Before the union can be dissolved, though, its fruits…from children to lake cottages…must be accounted for and allocated between the parties. At the beginning of a divorce, husband and wife will do a lot of looking back taking stock of what they accumulated. But, for a divorce to deliver its full measure of liberation, it should also be a time for looking forward.
Minimally, the court will require both husband and wife to estimate what their individual income and living expenses will be so it can determine how child support expenses will be divided, and if one spouse will have a duty to support the other after the marriage.
From my perspective, though, the opportunity presented by divorce is far greater than that. It’s a chance to begin anew, to restructure one’s life. Helping my clients define who they want to be after divorce is an important part of my practice, which I call The ConstructiveDivorce®.

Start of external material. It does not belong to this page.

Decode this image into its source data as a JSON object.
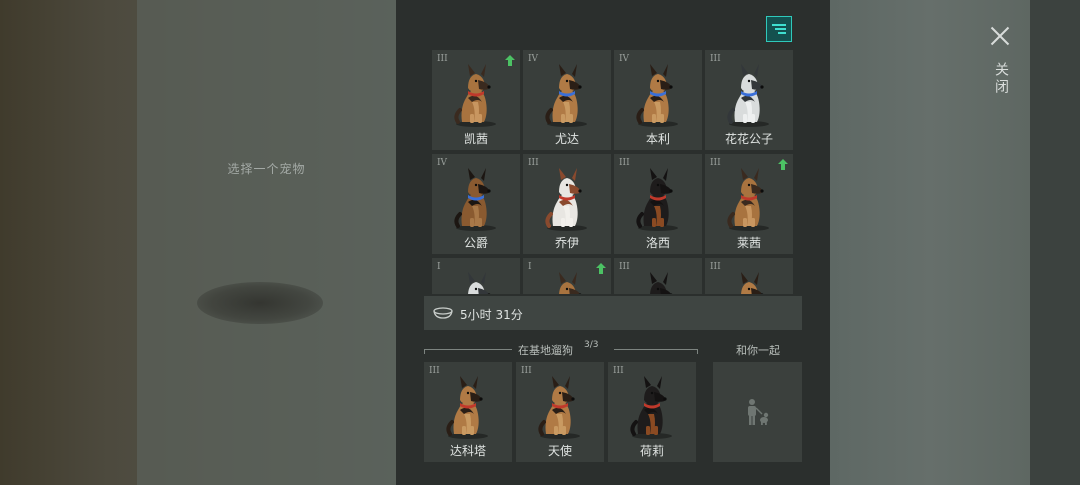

While sifting through old tax returns, brokerage statements, and property deeds, many clients have experienced a kind of epiphany—an immediate recognition that some part, or all, of where they’ve been is not where they want to spend the future.
Not everyone changes directions so markedly. For some, the divorce is a chance to enjoy life in a different way, on their own terms, or to try new things. One woman gathered all her friends in her home for a séance, while another went off to Europe with a rail pass and list of youth hostels and pensions like a freshly-minted college grad, except she was in her early 50s.
To those readers seriously considering the possibility of divorce, take heart. It is both an end and a beginning and each should be planned for with care.